I love it. Absolutely no need for a car unless I'm running late. I use the car theoretically like a credit card should be used --- only for emergencies.
However, there have been tons of downsides to taking Metro trains and buses. And I'm already very weary of the complete non-incentive of the massive bureaucracy called Metro to improve just about anything.
- Number one is the long wait times at night. Every 13-23 minutes my ass. Particularly for the 233 from Westwood to the Valley, that took about an hour or so from time of arrival at the stop to actually getting onto the bus.

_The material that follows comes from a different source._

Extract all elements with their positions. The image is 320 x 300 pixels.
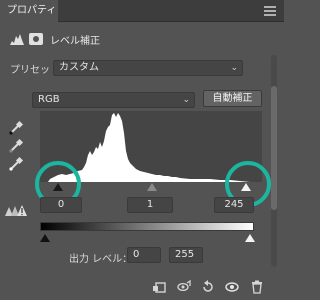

- Number two is the unsureness of when the buses or trains will arrive. Very random, and it's really hard to depend on the schedule. Every 13-23 minutes my ass. On occasion, I do get lucky and arrive to catch a bus, but more often than not, I'm on edge about when the bus will arrive. Sometimes, I wonder if biking somewhere will get me somewhere faster. This is particularly true on the Blue Line, and the Van Nuys bus.

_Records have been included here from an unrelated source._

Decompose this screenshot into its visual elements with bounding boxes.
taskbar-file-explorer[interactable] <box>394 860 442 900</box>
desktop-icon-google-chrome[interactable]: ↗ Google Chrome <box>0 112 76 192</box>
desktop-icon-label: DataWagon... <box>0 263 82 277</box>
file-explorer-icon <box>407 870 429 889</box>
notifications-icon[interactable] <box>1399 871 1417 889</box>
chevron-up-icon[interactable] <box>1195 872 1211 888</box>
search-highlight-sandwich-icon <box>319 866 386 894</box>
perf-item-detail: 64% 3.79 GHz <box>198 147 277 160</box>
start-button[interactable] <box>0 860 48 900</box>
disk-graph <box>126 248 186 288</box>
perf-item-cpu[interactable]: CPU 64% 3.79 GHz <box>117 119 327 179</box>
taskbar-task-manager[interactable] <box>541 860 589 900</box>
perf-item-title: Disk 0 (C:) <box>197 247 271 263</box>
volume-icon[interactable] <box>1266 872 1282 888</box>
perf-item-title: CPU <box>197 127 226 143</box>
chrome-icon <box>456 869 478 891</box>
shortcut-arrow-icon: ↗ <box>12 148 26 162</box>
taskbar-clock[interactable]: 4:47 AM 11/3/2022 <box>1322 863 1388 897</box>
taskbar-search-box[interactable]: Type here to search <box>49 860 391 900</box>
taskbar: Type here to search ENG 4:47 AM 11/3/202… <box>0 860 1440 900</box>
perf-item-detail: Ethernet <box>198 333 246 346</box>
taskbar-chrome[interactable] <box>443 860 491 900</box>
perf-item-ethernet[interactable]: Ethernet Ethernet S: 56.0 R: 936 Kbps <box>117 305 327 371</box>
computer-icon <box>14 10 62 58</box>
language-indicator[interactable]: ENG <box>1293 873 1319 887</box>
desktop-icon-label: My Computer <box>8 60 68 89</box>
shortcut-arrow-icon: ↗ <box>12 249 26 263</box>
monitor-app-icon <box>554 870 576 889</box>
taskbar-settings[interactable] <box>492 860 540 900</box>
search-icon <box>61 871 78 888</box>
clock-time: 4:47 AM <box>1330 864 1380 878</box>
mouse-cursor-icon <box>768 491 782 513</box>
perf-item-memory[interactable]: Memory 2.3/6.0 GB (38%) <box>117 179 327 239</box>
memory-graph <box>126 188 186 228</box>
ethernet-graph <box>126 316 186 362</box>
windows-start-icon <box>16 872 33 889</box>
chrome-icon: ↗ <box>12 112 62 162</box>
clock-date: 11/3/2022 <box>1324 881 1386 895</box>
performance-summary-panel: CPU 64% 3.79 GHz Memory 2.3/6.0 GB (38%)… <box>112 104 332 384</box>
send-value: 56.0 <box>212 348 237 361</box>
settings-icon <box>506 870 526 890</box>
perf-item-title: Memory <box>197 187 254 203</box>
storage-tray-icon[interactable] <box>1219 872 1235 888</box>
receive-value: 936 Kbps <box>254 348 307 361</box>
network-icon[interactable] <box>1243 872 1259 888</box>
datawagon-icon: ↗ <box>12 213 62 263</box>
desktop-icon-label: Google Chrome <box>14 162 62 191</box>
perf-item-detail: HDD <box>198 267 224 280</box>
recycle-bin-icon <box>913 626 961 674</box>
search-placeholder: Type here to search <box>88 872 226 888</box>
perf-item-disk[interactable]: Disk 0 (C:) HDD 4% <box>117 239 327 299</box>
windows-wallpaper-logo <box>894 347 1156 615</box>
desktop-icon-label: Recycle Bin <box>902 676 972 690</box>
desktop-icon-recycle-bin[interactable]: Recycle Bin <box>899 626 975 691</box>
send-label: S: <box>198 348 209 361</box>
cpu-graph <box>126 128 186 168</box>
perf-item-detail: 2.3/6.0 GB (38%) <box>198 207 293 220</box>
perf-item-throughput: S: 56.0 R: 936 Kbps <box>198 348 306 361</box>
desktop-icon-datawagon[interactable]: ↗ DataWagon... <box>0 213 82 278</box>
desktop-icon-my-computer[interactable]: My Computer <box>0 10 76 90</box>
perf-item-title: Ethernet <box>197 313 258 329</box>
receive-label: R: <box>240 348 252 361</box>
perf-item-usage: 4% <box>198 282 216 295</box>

- Number three is asshole Orange line bus drivers who won't let your bike on the bus when there's space available. The last driver told me that "it was a safety issue", which was complete bullshit because I've taken my bike in before and no one's life was immediately threatened on the 15-20 minutes that I took it. Not allowing bikes in when there's enough space is a real dickheaded move because we bicycle riders have usually had to wait a couple of minutes for the bus to get there. Having to wait 10-15 minutes for the next one is particularly fucking annoying, and waiting another hour at night for yet another unguaranteed space on the bus is pretty dangerous if not particularly fucking annoying. We need to get somewhere too!
- Number four pertains to buses and especially the Orange Line. This is the guessing game bicyclists often have to play as to where bike rack space is available. In addition to unsuredly waiting for the bus. Off the Red Line in North Hollywood, people are coming off the goddamn train, and usually on the Orange Line, all the bike racks will be used up if you're not fast out of that subway.

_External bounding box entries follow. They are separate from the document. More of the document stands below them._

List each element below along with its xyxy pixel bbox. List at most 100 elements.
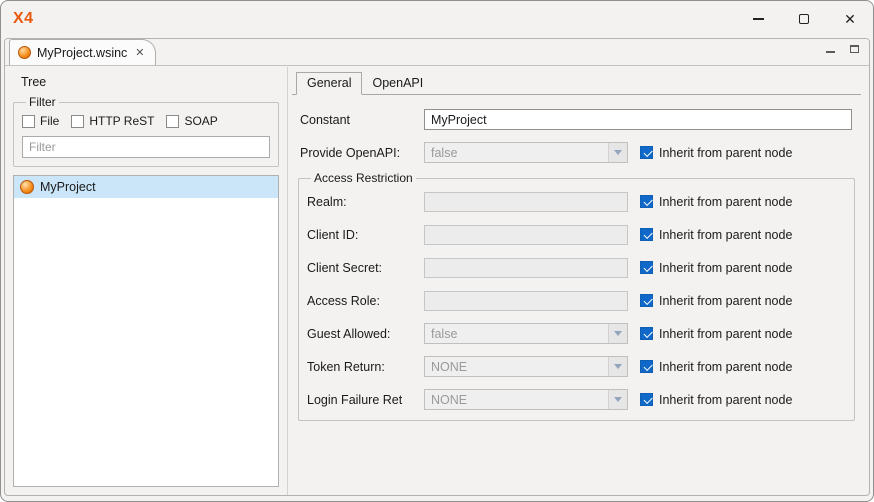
- http-rest-checkbox-label: HTTP ReST: [89, 114, 154, 128]
- wsinc-file-icon: [18, 46, 31, 59]
- provide-openapi-label: Provide OpenAPI:: [300, 146, 424, 160]
- provide-openapi-select[interactable]: false: [424, 142, 628, 163]
- token-return-value: NONE: [425, 360, 608, 374]
- inherit-checkbox[interactable]: [640, 228, 653, 241]
- properties-tab-bar: General OpenAPI: [292, 71, 861, 95]
- guest-allowed-inherit[interactable]: Inherit from parent node: [640, 327, 792, 341]
- minimize-view-button[interactable]: [823, 43, 837, 55]
- inherit-label: Inherit from parent node: [659, 228, 792, 242]
- login-failure-row: Login Failure Ret NONE Inherit from pare…: [307, 383, 846, 416]
- client-id-label: Client ID:: [307, 228, 424, 242]
- inherit-checkbox[interactable]: [640, 294, 653, 307]
- editor-tab-label: MyProject.wsinc: [37, 46, 127, 60]
- provide-openapi-inherit[interactable]: Inherit from parent node: [640, 146, 792, 160]
- file-checkbox-label: File: [40, 114, 59, 128]
- app-window: X4 ✕ MyProject.wsinc ✕ Tree Fi: [0, 0, 874, 502]
- minimize-view-icon: [826, 51, 835, 53]
- http-rest-checkbox[interactable]: [71, 115, 84, 128]
- filter-input[interactable]: [22, 136, 270, 158]
- maximize-view-icon: [850, 45, 859, 53]
- window-controls: ✕: [735, 1, 873, 37]
- inherit-checkbox[interactable]: [640, 327, 653, 340]
- guest-allowed-value: false: [425, 327, 608, 341]
- realm-input[interactable]: [424, 192, 628, 212]
- realm-inherit[interactable]: Inherit from parent node: [640, 195, 792, 209]
- access-restriction-group: Access Restriction Realm: Inherit from p…: [298, 171, 855, 421]
- filter-checkbox-http-rest[interactable]: HTTP ReST: [71, 114, 154, 128]
- provide-openapi-row: Provide OpenAPI: false Inherit from pare…: [300, 136, 855, 169]
- inherit-checkbox[interactable]: [640, 360, 653, 373]
- inherit-checkbox[interactable]: [640, 195, 653, 208]
- access-role-row: Access Role: Inherit from parent node: [307, 284, 846, 317]
- client-id-input[interactable]: [424, 225, 628, 245]
- access-role-input[interactable]: [424, 291, 628, 311]
- login-failure-value: NONE: [425, 393, 608, 407]
- tree-panel-title: Tree: [21, 75, 279, 89]
- inherit-label: Inherit from parent node: [659, 393, 792, 407]
- inherit-checkbox[interactable]: [640, 261, 653, 274]
- token-return-select[interactable]: NONE: [424, 356, 628, 377]
- tab-close-icon[interactable]: ✕: [135, 46, 144, 59]
- close-icon: ✕: [844, 11, 856, 28]
- inherit-label: Inherit from parent node: [659, 294, 792, 308]
- client-secret-inherit[interactable]: Inherit from parent node: [640, 261, 792, 275]
- editor-content: Tree Filter File HTTP ReST: [5, 67, 869, 495]
- client-secret-row: Client Secret: Inherit from parent node: [307, 251, 846, 284]
- realm-label: Realm:: [307, 195, 424, 209]
- constant-label: Constant: [300, 113, 424, 127]
- provide-openapi-value: false: [425, 146, 608, 160]
- token-return-label: Token Return:: [307, 360, 424, 374]
- maximize-view-button[interactable]: [847, 43, 861, 55]
- inherit-checkbox[interactable]: [640, 393, 653, 406]
- tab-openapi[interactable]: OpenAPI: [362, 73, 433, 94]
- general-form: Constant Provide OpenAPI: false Inherit …: [292, 95, 861, 487]
- guest-allowed-label: Guest Allowed:: [307, 327, 424, 341]
- token-return-row: Token Return: NONE Inherit from parent n…: [307, 350, 846, 383]
- maximize-button[interactable]: [781, 1, 827, 37]
- tab-general[interactable]: General: [296, 72, 362, 95]
- inherit-label: Inherit from parent node: [659, 195, 792, 209]
- tree-item-label: MyProject: [40, 180, 96, 194]
- project-icon: [20, 180, 34, 194]
- client-secret-input[interactable]: [424, 258, 628, 278]
- inherit-label: Inherit from parent node: [659, 146, 792, 160]
- editor-area: MyProject.wsinc ✕ Tree Filter File: [4, 38, 870, 496]
- constant-input[interactable]: [424, 109, 852, 130]
- login-failure-select[interactable]: NONE: [424, 389, 628, 410]
- inherit-label: Inherit from parent node: [659, 327, 792, 341]
- filter-group-title: Filter: [26, 95, 59, 109]
- inherit-checkbox[interactable]: [640, 146, 653, 159]
- close-button[interactable]: ✕: [827, 1, 873, 37]
- file-checkbox[interactable]: [22, 115, 35, 128]
- soap-checkbox[interactable]: [166, 115, 179, 128]
- filter-checkbox-soap[interactable]: SOAP: [166, 114, 217, 128]
- filter-group: Filter File HTTP ReST SOAP: [13, 95, 279, 167]
- editor-tab-bar: MyProject.wsinc ✕: [5, 39, 869, 66]
- minimize-button[interactable]: [735, 1, 781, 37]
- token-return-inherit[interactable]: Inherit from parent node: [640, 360, 792, 374]
- editor-tab-myproject[interactable]: MyProject.wsinc ✕: [9, 39, 156, 65]
- client-id-inherit[interactable]: Inherit from parent node: [640, 228, 792, 242]
- maximize-icon: [799, 14, 809, 24]
- client-id-row: Client ID: Inherit from parent node: [307, 218, 846, 251]
- login-failure-label: Login Failure Ret: [307, 393, 424, 407]
- chevron-down-icon: [608, 390, 627, 409]
- client-secret-label: Client Secret:: [307, 261, 424, 275]
- guest-allowed-select[interactable]: false: [424, 323, 628, 344]
- access-role-inherit[interactable]: Inherit from parent node: [640, 294, 792, 308]
- view-controls: [823, 43, 861, 55]
- x4-logo: X4: [13, 10, 34, 28]
- soap-checkbox-label: SOAP: [184, 114, 217, 128]
- inherit-label: Inherit from parent node: [659, 360, 792, 374]
- access-role-label: Access Role:: [307, 294, 424, 308]
- chevron-down-icon: [608, 357, 627, 376]
- tree-panel: Tree Filter File HTTP ReST: [5, 67, 287, 495]
- title-bar: X4 ✕: [1, 1, 873, 37]
- inherit-label: Inherit from parent node: [659, 261, 792, 275]
- filter-checkbox-file[interactable]: File: [22, 114, 59, 128]
- login-failure-inherit[interactable]: Inherit from parent node: [640, 393, 792, 407]
- chevron-down-icon: [608, 143, 627, 162]
- constant-row: Constant: [300, 103, 855, 136]
- guest-allowed-row: Guest Allowed: false Inherit from parent…: [307, 317, 846, 350]
- tree-item-myproject[interactable]: MyProject: [14, 176, 278, 198]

- Number five is Metro train riders not understanding that there are designated spaces on the train specifically for bicycles, strollers, bags, and other big cargo stuff. On the red line tons of people will just stand on the railing when there are many places to sit. I'd rather not be holding up my bike and would prefer to rest it on something. I've gotten into verbal arguments on the Blue Line about putting my bicycle in the designated middle areas. I point to the bicycle symbol. Also, I'm not a fan of playing a guessing game as to where the designated bicycle areas are. It can be quite annoying fighting through crowds of lumbering masses.
The reason for a real-time progress tracker? Probably for more efficient trip planning for customers.
Along with that progress tracker should be some kind of bicycle rack indicator. Either online or some kind of signalling system. The bicycle rack indicator would let me know if I'm wasting my time waiting for a bus, only to be turned away. Maybe I could make actual plans to bike, take another route, call a taxi, call a friend.
Solution to 5: Would it be that hard and/or costly to paint designated areas of a platform on the Blue and Red Lines, Bike Zones? I think that would reduce confusion amongst bicyclists and riders as to where we need to be.
Particularly helpful during nighttime.